In conclusione, l'Islam non è disposto a venire a patti con nesun'altra religione o cultura, non vuole convivere con nessun altro diverso da esso se non finché lo ritenga necessario per armarsi meglio e prepararsi ad assalirlo a tradimento. L'ISLAM È NEMICO DELL'INTERO GENERE UMANO. Per questo noi mondialisti auspichiamo che cristiani, ebrei, indù e atei dell'intero Occidente si uniscano in una grande alleanza per combattere senza quartiere l'Islam barbaro e bugiardo in ogni parte del mondo, dalle nostre metropoli ai più remoti villaggi del Pakistan e dell'Afghanistan, dalle organizzazioni "filantropiche" saudite alle banche iraniane gestite dai pasdaran, dalle quinte colonne no-global e ciecopacifiste agli Stati-canaglia che armano e proteggono i terroristi. La guerra all'Islam, ai suoi complici e ai suoi utili idioti sarà lunga e difficile, costerà all'Occidente lacrime e sangue; ma alla fine la bandiera verde dell'Islam sarà gettata nella polvere come è stato per la svastica e la falce-e-martello, e il genere umano, unito in un solo Impero mondiale federale e liberaldemocratico, conoscerà finalmente pace, prosperità, libertà e giustizia per tutti.

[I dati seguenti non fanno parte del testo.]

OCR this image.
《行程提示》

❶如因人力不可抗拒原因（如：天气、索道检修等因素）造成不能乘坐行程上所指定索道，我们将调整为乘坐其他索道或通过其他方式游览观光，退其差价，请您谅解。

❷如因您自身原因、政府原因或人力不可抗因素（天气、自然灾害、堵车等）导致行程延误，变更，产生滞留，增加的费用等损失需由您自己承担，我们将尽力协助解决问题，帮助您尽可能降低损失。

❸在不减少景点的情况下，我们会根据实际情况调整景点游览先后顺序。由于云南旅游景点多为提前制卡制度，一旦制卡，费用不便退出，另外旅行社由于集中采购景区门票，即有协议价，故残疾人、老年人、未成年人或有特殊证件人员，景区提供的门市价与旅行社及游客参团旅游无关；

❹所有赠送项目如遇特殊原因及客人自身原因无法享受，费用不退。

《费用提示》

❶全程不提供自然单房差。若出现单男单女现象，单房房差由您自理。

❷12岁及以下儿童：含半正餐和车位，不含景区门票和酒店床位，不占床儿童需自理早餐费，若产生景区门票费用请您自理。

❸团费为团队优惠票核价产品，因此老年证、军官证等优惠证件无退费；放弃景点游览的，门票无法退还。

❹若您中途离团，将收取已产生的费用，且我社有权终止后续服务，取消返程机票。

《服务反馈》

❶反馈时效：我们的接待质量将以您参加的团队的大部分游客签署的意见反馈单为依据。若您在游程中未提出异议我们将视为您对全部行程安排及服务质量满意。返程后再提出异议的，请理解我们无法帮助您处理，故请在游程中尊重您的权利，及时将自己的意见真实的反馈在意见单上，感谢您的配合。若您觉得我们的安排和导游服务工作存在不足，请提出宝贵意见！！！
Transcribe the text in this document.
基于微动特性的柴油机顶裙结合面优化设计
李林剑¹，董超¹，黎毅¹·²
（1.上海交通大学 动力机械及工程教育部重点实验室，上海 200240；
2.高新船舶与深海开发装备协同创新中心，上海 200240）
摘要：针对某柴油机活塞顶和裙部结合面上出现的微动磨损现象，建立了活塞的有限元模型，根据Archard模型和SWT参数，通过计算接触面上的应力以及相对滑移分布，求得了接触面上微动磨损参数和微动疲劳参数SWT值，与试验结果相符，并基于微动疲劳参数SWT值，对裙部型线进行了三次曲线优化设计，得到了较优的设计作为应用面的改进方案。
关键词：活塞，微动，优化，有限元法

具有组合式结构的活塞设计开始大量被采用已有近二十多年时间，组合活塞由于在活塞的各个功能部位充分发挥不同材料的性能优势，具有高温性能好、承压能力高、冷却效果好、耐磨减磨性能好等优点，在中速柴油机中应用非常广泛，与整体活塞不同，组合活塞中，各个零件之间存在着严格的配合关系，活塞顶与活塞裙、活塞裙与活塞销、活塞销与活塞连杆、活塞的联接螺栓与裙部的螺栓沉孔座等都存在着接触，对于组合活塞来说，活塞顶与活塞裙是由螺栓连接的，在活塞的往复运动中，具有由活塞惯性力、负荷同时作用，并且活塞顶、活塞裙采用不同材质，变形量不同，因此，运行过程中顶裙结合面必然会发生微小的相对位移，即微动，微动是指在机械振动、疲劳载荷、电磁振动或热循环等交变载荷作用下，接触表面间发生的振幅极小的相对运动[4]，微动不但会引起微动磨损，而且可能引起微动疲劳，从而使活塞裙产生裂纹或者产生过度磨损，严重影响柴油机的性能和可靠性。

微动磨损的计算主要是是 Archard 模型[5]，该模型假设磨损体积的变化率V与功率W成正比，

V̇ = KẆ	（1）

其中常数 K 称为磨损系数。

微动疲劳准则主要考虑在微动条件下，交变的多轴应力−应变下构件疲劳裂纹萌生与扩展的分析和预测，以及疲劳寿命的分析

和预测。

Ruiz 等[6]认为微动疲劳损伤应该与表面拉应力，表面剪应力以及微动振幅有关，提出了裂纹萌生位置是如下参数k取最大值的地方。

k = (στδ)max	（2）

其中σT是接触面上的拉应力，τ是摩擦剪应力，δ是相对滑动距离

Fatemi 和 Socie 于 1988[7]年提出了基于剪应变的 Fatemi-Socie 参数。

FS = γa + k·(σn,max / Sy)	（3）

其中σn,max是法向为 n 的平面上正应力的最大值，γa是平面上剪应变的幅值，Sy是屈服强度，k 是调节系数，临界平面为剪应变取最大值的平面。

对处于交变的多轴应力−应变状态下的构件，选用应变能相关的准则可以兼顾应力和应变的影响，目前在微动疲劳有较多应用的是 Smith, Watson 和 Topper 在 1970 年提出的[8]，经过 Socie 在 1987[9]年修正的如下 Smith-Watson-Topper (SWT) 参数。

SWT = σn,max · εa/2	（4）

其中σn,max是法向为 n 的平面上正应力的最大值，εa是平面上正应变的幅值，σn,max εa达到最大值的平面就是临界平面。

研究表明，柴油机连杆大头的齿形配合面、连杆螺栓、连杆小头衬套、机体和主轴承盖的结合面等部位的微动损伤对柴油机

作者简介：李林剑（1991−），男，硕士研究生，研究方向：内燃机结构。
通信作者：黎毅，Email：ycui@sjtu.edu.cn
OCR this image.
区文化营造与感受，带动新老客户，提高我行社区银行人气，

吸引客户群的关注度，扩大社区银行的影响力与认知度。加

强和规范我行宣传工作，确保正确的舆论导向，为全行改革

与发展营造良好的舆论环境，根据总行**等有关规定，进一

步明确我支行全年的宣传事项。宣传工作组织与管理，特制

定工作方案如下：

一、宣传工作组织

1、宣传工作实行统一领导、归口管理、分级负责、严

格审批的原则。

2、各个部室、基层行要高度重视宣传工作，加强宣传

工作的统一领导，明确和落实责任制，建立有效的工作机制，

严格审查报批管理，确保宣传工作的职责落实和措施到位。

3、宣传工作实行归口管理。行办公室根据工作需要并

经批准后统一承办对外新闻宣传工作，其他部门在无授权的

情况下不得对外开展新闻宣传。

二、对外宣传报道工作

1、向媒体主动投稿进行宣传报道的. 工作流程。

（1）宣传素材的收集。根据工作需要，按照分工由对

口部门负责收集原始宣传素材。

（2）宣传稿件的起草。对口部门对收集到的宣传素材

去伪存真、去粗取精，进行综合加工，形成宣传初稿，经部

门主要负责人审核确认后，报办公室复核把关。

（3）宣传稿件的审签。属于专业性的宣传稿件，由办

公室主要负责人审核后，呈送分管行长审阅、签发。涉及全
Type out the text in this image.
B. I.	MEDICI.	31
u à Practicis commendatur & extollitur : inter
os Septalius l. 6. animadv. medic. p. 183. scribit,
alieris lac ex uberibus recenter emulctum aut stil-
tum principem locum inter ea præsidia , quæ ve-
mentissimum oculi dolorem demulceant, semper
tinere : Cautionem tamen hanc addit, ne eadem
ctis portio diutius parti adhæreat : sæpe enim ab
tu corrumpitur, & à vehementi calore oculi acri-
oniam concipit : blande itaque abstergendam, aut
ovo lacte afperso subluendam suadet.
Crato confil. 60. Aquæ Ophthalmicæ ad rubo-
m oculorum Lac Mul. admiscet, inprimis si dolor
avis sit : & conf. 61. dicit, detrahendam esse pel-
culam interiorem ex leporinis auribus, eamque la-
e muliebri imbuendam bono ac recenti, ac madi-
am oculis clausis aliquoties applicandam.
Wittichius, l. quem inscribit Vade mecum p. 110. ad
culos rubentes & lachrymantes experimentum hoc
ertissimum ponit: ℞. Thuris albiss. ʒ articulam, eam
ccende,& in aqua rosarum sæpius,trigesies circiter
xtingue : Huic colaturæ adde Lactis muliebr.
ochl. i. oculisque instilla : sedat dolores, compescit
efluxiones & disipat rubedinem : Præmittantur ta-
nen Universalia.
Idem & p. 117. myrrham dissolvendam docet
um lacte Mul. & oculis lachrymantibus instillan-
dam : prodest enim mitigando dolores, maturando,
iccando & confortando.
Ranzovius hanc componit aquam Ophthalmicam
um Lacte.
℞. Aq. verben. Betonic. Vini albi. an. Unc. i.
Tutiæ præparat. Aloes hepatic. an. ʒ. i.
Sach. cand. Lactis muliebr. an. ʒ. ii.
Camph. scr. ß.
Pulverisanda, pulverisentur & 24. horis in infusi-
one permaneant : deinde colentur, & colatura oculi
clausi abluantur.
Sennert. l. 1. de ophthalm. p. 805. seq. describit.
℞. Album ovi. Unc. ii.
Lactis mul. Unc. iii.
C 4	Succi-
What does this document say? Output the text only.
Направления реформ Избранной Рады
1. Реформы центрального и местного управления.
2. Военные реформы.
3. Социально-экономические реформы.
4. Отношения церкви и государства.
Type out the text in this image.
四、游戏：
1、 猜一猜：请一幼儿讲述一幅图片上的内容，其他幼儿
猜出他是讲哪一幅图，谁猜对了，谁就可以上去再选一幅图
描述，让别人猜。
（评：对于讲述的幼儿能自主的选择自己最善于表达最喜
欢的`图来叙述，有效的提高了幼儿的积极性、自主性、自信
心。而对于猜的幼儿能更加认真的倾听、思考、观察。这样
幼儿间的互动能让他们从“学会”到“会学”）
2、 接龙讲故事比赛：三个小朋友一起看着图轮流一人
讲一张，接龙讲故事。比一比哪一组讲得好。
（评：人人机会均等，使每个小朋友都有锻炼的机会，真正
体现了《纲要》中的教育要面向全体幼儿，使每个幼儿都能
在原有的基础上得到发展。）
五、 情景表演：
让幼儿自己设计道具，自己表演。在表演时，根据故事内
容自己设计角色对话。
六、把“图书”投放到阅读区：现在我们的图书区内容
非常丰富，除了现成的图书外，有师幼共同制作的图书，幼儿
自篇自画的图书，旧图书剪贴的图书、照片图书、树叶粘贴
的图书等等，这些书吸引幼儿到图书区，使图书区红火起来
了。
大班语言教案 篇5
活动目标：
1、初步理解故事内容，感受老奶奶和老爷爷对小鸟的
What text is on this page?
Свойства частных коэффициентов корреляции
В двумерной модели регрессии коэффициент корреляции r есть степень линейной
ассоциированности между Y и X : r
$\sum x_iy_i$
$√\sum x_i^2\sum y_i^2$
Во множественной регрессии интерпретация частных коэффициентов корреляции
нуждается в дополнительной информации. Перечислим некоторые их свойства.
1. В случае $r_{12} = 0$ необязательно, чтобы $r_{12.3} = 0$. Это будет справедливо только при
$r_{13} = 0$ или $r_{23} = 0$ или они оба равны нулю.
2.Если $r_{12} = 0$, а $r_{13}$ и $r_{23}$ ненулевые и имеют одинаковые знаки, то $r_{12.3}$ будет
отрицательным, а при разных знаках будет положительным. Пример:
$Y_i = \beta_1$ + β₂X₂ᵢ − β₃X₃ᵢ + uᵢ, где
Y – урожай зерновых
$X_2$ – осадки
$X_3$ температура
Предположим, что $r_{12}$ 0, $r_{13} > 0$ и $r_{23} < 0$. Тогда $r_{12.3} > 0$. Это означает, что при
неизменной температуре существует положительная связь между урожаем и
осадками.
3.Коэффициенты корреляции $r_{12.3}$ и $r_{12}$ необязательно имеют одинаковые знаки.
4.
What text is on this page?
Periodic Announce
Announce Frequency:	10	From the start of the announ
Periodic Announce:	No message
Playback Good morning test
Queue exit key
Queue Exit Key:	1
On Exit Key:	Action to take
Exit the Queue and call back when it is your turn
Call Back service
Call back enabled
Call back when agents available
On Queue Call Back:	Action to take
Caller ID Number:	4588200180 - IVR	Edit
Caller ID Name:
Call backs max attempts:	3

Per questo noi del Partito Mondialista e dell'Associazione Internazionale "New Atlantis for a World Empire" auguriamo a tutta l'umanità un buon Natale, nonostante le persecuzioni contro i cristiani in tutto il Medio Oriente, nonostante l'avanzata in Europa dell'empia alleanza Islam-Sinistra-noglobal, nonostante l'America sia schiava del filoislamico Obama e Israele sia impedito di difendersi contro la minaccia nucleare iraniana: perché la prima venuta nel mondo del Signore Gesù Cristo, Figlio di Dio, ci ricorda che il male non prevarrà, e che non i musulmani bugiardi e violentatori di bambine, ma i giusti erediteranno la terra. Anche l'annuncio da parte della Santa Sede che il Papa lancerà il giorno di Capodanno del 2011 un appello al mondo per fermare le violenze e le persecuzioni commesse dai seguaci di Allah e Maometto contro i cristiani è per noi un segno consolante: finalmente anche la Chiesa, dopo anni di "dialogo" a senso unico e di "tolleranza" ripagata con persecuzioni e minacce di morte, si sta rendendo conto del pericolo mortale rappresentato dall'Islam non solo per libertà e democrazia, ma anche per la stessa continuità della fede cristiana; e quando anche il popolo americano avrà compreso l'inganno in cui è caduto eleggendo il filoislamico Obama e lo avrà gettato nella polvere dandosi un Comandante in capo degno di questo nome, la sacrosanta alleanza tra Roma e Washington guiderà l'Occidente alla liberazione dell'intero genere umano. Per questo, a tutti gli uomini amanti della pace, della vera pace che è fondata sulla giustizia e sul rispetto degli immortali diritti di ogni uomo alla vita, alla libertà e alla ricerca della felicità, buon Natale.